With hanbok gaining attention worldwide, wearing hanbok is earning a reputation as a must-try activity to do in Korea. Several hanbok rental shops as well as tourists walking in gorgeous hanbok are a common sight at Korea’s major attractions, especially within palace grounds. At hanbok rental shops, visitors can also rent hair ribbons, purses, headbands, hats, and other accessories in addition to hanbok. Rental hours are usually available from two hours to two days. Read on for tips on having a great Seoul outing in hanbok!
- Skirt selection comes first
As soon as you set foot inside a hanbok rental shop, you’ll be surprised at the variety of colorful hanbok on display. If you’re not sure where to begin, start off by picking a skirt. You can choose a classic monotone skirt or a fancier skirt, such as those with lace or an embroidered design. The skirt should be long enough to slightly brush the floor for the best look. Once you have decided on the skirt, choose a matching jeogori (upper garment of hanbok).
- Use fashion accessories
Wearing accessories will make your hanbok stand out even more. For a traditional look, either braid your hair down with a ribbon or make a bun and decorate it with flowered hairpins. If your hair isn’t long enough, you can opt for a headband. Complete your style with a purse to carry your personal items. A variety of hats and shoes are also available to step-up your look.
- Petticoat is a must
For an attractively voluminous skirt, a petticoat is a must. Wearing a petticoat will help shape the skirt, adding grace and elegance to your whole appearance. The petticoat should be 2~3 cm shorter than the hanbok skirt for the best result.
A remnant of the Joseon period, Changdeokgung Palace can be largely divided into two areas: the palace and the garden. The palace includes the royal family’s living quarters and the king’s administrative halls, while the garden served as a resting spot for the royal family. The garden at Changdeokgung Palace consists of lush forests with a pond and pavilions, forming an excellent harmony of nature and manmade structures.

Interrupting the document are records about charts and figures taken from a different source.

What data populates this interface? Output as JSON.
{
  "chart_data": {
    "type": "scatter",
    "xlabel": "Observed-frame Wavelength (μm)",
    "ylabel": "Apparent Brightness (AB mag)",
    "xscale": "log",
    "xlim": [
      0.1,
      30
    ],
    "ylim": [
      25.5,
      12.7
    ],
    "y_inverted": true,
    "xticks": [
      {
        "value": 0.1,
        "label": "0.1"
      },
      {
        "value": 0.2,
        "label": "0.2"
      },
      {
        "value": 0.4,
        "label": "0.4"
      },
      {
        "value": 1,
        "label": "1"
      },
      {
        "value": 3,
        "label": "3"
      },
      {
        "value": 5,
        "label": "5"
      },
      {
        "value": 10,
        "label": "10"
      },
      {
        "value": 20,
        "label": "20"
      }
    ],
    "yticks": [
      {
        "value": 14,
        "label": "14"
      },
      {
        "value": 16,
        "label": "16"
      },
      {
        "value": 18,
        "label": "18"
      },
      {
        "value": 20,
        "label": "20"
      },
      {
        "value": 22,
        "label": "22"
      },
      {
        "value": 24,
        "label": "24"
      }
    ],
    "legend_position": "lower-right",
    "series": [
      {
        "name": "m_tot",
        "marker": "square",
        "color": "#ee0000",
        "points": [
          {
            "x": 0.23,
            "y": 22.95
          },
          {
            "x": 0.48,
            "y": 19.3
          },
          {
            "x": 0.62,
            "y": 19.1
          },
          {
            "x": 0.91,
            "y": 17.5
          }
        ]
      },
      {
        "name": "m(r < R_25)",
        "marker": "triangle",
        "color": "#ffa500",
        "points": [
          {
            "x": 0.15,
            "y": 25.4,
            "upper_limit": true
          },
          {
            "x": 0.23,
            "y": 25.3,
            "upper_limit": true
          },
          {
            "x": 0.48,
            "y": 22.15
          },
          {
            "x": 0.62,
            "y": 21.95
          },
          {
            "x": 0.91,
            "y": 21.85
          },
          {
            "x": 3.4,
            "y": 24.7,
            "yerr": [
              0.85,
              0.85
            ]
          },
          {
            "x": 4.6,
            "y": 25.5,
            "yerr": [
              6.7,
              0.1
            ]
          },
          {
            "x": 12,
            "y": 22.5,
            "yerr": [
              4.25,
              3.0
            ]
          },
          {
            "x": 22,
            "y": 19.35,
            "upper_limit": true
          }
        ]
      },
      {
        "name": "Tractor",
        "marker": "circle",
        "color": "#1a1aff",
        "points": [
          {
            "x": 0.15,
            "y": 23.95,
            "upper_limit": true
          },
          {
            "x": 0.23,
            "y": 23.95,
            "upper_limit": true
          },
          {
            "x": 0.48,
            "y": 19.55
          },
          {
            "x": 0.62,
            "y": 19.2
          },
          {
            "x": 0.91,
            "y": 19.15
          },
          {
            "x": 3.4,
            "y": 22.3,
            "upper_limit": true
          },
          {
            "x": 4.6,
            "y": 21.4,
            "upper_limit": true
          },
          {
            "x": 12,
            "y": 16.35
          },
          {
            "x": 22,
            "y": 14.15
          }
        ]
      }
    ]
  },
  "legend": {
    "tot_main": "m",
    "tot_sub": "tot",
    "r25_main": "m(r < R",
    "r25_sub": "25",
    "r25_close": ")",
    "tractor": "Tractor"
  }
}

Designated as a World Heritage by UNESCO, Changdeokgung Palace holds a profound value in terms of both history and architecture. The beautiful traditional buildings serve as a perfect backdrop for photos in hanbok.
Another must visit attraction while dressed in hanbok is none other than the Bukchon Hanok Village. Consisting entirely of hanok (traditional Korean house) built with roof tiles, this upper-class village from the Joseon period was once resided in by relatives of the royal family. There are over 1,400 hanok remaining in this village that presents a magnificent landscape of Seoul from atop a hill.
When visiting Bukchon Hanok Village, make sure to take in all the Eight Scenic Views of Bukchon. The first view offers an impressive sight of the entire Changdeokgung Palace. Follow the stone wall to be led to the neighborhood alley, the second scenic view. Find your way through the alleyway to the third scenic point, Gahoe-dong museum road. Then, get a glimpse of rooftops of the entire village, the fourth scenic view seen from the hilltop of Gahoe-dong 31-bunji. The fifth and sixth views can be observed from looking down and up the hill, respectively, from Gahoe-dong’s alleyway. Lastly, enjoy the scenery of the peaceful narrow alleyway from the seventh viewpoint at Gahoe-dong 31-bunji and the old stone steps from the eighth viewpoint at Samcheong-dong’s stone stairway.
Dongdaemun Design Plaza, or DDP, is a cultural multi-complex located near Dongdaemun History and Culture Park Station. Several events take place here, including exhibitions, fashion shows, and conference forums. DDP is distinguished by its uniquely designed exterior and is known to be the world’s largest three-dimensional atypical building.
Some may be skeptical at the idea of traditional hanbok and modern architecture harmonizing, but the photo results are fascinating. The building’s austere grandeur serves only to draw the viewer’s eyes to the hanbok’s vivid colors and graceful features. DDP becomes even more captivating after dark with the illuminating LED Rose Garden, a not-to-be-missed attraction for enchanting evening photos.
Unlike the other hanok in Bukchon Hanok Village that were formed during the Joseon period, Baek In-je House was built in 1913 during the Japanese administration. Sliding glass windows set this house apart from other hanok buildings that are built with changhoji (traditional Korean paper made from mulberry tree) windows. Consisting of a spacious garden, living room, bedrooms, and an annex, Baek In-je House was considered a large mansion in its time.
Baek In-je House may be familiar to Korean movie fans as it was used as a filming spot for the movie “Assassination (2015).” Whether it’s taking photos or sightseeing that you’re looking forward to, this attraction is perfect for both activities as the whole building is well preserved and managed. You’ll find that the bright yellow forsythias hanging over the stone wall in spring and earthen pots lined against the wall serve as excellent background props for exquisite photos.
* This column was last updated in March 2018, and therefore information may differ from what is presented here. We advise you to check details before visiting.